Second Clinical Medical School, Zhejiang Chinese Medical University, Hangzhou, China.
Department of Neurosurgery, School of Medicine, Second Affiliated Hospital, Zhejiang University, Hangzhou, China.
Sci Rep. 2024 Mar 14;14(1):6198. doi: 10.1038/s41598-024-56827-3.
Accurately identification of the seizure onset zone (SOZ) is pivotal for successful surgery in patients with medically refractory epilepsy. The purpose of this study is to improve the performance of model predicting the epilepsy surgery outcomes using genetic neural network (GNN) model based on a hybrid intracranial electroencephalography (iEEG) marker. We extracted 21 SOZ related markers based on iEEG data from 79 epilepsy patients. The least absolute shrinkage and selection operator (LASSO) regression was employed to integrated seven markers, selected after testing in pairs with all 21 biomarkers and 7 machine learning models, into a hybrid marker. Based on the hybrid marker, we devised a GNN model and compared its predictive performance for surgical outcomes with six other mainstream machine-learning models. Compared to the mainstream models, underpinning the GNN with the hybrid iEEG marker resulted in a better prediction of surgical outcomes, showing a significant increase of the prediction accuracy from approximately 87% to 94.3% (P = 0.0412). This study suggests that the hybrid iEEG marker can improve the performance of model predicting the epilepsy surgical outcomes, and validates the effectiveness of the GNN in characterizing and analyzing complex relationships between clinical data variables.
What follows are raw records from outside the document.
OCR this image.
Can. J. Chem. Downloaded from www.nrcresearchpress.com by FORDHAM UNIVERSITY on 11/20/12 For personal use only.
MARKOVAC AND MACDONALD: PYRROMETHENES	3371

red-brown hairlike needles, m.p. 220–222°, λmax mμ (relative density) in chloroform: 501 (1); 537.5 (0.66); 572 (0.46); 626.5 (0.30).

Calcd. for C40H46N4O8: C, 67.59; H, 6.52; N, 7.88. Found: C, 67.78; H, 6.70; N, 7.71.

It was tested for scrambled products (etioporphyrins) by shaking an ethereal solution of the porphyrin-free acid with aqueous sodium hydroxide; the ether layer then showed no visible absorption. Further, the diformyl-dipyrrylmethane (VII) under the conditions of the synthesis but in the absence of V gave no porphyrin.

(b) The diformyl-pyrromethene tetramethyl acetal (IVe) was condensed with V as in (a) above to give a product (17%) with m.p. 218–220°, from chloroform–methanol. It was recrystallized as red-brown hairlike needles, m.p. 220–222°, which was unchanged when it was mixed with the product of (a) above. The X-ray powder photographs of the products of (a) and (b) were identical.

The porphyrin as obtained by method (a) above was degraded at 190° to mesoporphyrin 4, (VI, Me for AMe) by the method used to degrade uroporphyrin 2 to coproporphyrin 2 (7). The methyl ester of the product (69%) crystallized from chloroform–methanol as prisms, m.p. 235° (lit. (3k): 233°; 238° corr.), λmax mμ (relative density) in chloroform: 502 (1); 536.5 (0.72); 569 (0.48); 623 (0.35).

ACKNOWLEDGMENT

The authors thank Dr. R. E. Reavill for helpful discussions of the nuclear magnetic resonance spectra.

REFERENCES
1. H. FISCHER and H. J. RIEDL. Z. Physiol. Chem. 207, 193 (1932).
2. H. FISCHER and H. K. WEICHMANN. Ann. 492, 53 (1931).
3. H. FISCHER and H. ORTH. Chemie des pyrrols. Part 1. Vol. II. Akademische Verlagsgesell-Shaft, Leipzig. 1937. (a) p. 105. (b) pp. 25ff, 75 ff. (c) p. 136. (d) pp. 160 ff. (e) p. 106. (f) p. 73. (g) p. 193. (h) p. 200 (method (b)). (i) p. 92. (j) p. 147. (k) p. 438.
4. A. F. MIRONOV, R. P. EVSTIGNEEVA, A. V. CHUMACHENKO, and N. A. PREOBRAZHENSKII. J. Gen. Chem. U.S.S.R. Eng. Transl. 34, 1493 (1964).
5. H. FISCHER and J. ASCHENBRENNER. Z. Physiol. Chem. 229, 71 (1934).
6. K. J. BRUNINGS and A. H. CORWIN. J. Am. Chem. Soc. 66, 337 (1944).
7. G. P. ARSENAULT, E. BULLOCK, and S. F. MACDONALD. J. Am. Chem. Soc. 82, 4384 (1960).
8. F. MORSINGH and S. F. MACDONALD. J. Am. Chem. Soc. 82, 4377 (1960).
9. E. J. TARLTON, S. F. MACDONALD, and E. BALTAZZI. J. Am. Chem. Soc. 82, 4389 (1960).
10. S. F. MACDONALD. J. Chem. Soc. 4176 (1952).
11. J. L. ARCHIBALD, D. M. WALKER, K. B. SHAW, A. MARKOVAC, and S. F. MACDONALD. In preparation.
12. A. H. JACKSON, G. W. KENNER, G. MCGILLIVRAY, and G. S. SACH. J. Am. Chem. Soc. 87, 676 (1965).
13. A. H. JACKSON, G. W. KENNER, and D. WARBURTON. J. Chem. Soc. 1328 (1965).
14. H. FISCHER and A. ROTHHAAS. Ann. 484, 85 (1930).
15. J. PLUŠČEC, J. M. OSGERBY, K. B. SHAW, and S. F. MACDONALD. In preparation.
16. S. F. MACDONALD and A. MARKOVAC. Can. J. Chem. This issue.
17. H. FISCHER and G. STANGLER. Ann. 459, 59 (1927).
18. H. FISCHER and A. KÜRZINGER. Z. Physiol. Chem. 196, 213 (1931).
准确识别癫痫发作起始区(SOZ)对于药物难治性癫痫患者的成功手术至关重要。本研究旨在通过基于混合颅内脑电图(iEEG)标志物的遗传神经网络(GNN)模型来提高模型预测癫痫手术结果的性能。我们从 79 名癫痫患者的 iEEG 数据中提取了 21 个与 SOZ 相关的标志物。最小绝对收缩和选择算子(LASSO)回归用于将经过与所有 21 个生物标志物和 7 个机器学习模型成对测试后选择的七个标志物集成到混合标志物中。基于混合标志物,我们设计了一个 GNN 模型,并将其用于预测手术结果的性能与其他六个主流机器学习模型进行了比较。与主流模型相比,基于混合 iEEG 标志物的 GNN 对手术结果的预测更为准确,预测准确性从约 87%显著提高到 94.3%(P=0.0412)。这项研究表明,混合 iEEG 标志物可以提高模型预测癫痫手术结果的性能,并验证了 GNN 在描述和分析临床数据变量之间复杂关系方面的有效性。